Joseph Louis Barrow, alias Joe, Black Bomber o “The People’s Champ”. Tutti “sinonimi” di Campione del Popolo. Tanti modi per chiamare uno dei più grandi pugili di tutti i tempi, miglior peso massimo di ogni epoca secondo la International Boxing Research Organization, primo afroamericano ad aver ottenuto lo status di eroe nazionale, punto di riferimento del sentimento anti-nazista che condusse alla Seconda Guerra Mondiale. Onestà sul ring e fuori dal ring, di lui si sono raccontate storie affascinanti, lui che la storia l’ha scritta a suon di pugni: aspetto placido che nascondeva possenza, tecnica, velocità e forza allo stato puro.
La boxe di Joseph Louis Barrow risiedeva in quell’attacco che non lasciava scampo alle difese avversarie, un incedere di macigno, un modo di combattere talentuoso senza precedenti, in un’epoca in cui, tra l’altro, il colore scuro della pelle rappresentava un ostacolo. Joe fu Campione del Mondo per quasi 12 anni, un titolo difeso strenuamente dal 1937 al 1949, con 27 match vinti in quell’anno, un record rimasto ad oggi imbattuto nella sua categoria. Ma la sua partita più importante è stata forse quella per l’integrazione, per rompere quelle barriere razziali nello sport di un’America che non era ancora pronta ad andare così avanti.
Una carriera iniziata fin da giovanissimo, quando a soli 17 anni boxava per restar lontano dalla strada, nascondendo i guantoni nella custodia del violino, per non far sapere a sua madre che la sua passione per il ring era più grande di quella per la musica. Il periodo “dilettantistico” si chiuse per lui nel 1934, con risultati eccezionali: 50 vittorie, 43 per KO e solo 4 sconfitte.
Da quel momento una scalata senza precedenti e tanti campioni battuti nel fatidico quadrato: Primo Carnera, Jack Sharkey, James J. Braddock, Max Baer, Jersey Joe Walcott e Max Schmeling. Con quest’ultimo, un match memorabile, il 22 giugno del 1938, allo Yankee Stadium di New York, scontro simbolico tra gli USA da un lato e la Germania dall’altro, preludio di ciò che sarebbe avvenuto di lì a poco con esiti ben più sanguinosi.

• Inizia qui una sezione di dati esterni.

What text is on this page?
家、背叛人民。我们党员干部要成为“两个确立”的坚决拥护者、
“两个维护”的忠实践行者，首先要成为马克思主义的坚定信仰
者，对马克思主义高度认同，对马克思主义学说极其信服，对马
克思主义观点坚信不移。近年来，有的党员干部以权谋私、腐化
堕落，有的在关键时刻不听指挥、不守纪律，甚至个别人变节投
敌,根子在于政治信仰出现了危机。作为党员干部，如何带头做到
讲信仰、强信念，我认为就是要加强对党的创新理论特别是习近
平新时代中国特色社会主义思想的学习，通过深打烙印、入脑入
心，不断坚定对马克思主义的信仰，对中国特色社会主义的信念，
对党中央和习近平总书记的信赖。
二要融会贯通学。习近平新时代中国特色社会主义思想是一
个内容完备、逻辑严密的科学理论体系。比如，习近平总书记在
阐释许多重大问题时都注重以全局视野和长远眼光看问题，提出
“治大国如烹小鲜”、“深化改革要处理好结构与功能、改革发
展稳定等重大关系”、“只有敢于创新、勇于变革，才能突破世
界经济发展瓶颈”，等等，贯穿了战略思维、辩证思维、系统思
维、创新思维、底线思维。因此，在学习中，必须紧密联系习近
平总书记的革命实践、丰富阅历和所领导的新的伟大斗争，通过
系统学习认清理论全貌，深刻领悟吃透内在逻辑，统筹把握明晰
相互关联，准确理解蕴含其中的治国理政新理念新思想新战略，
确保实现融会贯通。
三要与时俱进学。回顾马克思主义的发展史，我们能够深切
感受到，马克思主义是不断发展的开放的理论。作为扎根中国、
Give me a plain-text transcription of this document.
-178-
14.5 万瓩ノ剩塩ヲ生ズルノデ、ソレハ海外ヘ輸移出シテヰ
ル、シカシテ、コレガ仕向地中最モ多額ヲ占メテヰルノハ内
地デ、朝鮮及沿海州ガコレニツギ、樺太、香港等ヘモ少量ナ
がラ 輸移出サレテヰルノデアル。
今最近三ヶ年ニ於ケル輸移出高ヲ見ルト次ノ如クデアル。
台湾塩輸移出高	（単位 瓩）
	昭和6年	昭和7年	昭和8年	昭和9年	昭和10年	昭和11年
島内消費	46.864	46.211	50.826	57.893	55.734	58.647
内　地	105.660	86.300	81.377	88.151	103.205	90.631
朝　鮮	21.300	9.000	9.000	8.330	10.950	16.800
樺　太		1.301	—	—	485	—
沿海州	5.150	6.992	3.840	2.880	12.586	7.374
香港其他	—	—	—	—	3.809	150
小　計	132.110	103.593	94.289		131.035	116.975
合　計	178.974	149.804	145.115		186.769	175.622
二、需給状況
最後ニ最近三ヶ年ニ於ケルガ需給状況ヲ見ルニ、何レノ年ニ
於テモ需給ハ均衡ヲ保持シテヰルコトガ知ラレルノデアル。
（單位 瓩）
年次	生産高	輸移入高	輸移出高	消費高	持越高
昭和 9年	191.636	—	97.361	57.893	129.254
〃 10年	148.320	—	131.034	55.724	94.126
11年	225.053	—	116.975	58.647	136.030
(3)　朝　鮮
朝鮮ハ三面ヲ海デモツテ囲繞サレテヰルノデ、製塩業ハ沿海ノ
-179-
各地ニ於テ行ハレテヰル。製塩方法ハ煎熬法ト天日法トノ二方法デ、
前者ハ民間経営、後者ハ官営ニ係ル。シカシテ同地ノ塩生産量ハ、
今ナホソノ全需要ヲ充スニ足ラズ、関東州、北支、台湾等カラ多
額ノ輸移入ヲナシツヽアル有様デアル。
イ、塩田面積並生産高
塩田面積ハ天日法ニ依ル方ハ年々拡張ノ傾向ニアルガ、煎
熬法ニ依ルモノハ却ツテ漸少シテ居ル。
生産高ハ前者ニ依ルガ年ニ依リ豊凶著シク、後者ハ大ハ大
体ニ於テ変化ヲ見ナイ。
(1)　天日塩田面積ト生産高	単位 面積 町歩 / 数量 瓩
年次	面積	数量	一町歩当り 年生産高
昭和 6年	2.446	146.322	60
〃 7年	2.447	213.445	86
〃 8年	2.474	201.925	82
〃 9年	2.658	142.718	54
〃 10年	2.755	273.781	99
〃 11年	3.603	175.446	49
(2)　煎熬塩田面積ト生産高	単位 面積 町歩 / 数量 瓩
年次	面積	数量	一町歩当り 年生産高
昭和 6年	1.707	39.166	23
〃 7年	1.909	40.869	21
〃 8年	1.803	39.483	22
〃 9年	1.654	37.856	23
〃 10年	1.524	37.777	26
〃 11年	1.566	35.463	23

Mesi di martellante propaganda da parte delle due Nazioni, fino ad arrivare al giorno dell’incontro, scontro tra due culture, due visioni politiche, due ideologie. Ma quello che fu chiamato il match del secolo ebbe presto il suo esito. Max Schmeling, l’Ulano nero del Reno, come era anche chiamato, Campione dei pesi massimi nel 1930, subì la sua più pesante sconfitta. Il match durò poco più di due minuti, travolto dalla massacrante potenza di Black Bomber, che mise il tedesco “ariano” al tappeto con un sonoro KO. Schmeling fu trasportato in ospedale con costole incrinate e successivamente fu scaricato dal Regime che lo aveva tanto acclamato.
Eppure, come per i più famosi pugili del cinema, Rocky e Apollo Creed, Joe e Max da allora divennero grandi amici, un rapporto che durò per tutta la vita. La grande battaglia tra America e Europa, tra bianco e nero, tra nazismo e cultura del diritto, che aveva lasciato e avrebbe continuato a lasciare strascichi su altri campi, si concluse in quel match del 1938, con un grande spettacolo sportivo e un esempio vincente di amicizia, oltre che di umanità da parte di un campione assoluto. Perché lo sport è soprattutto questo.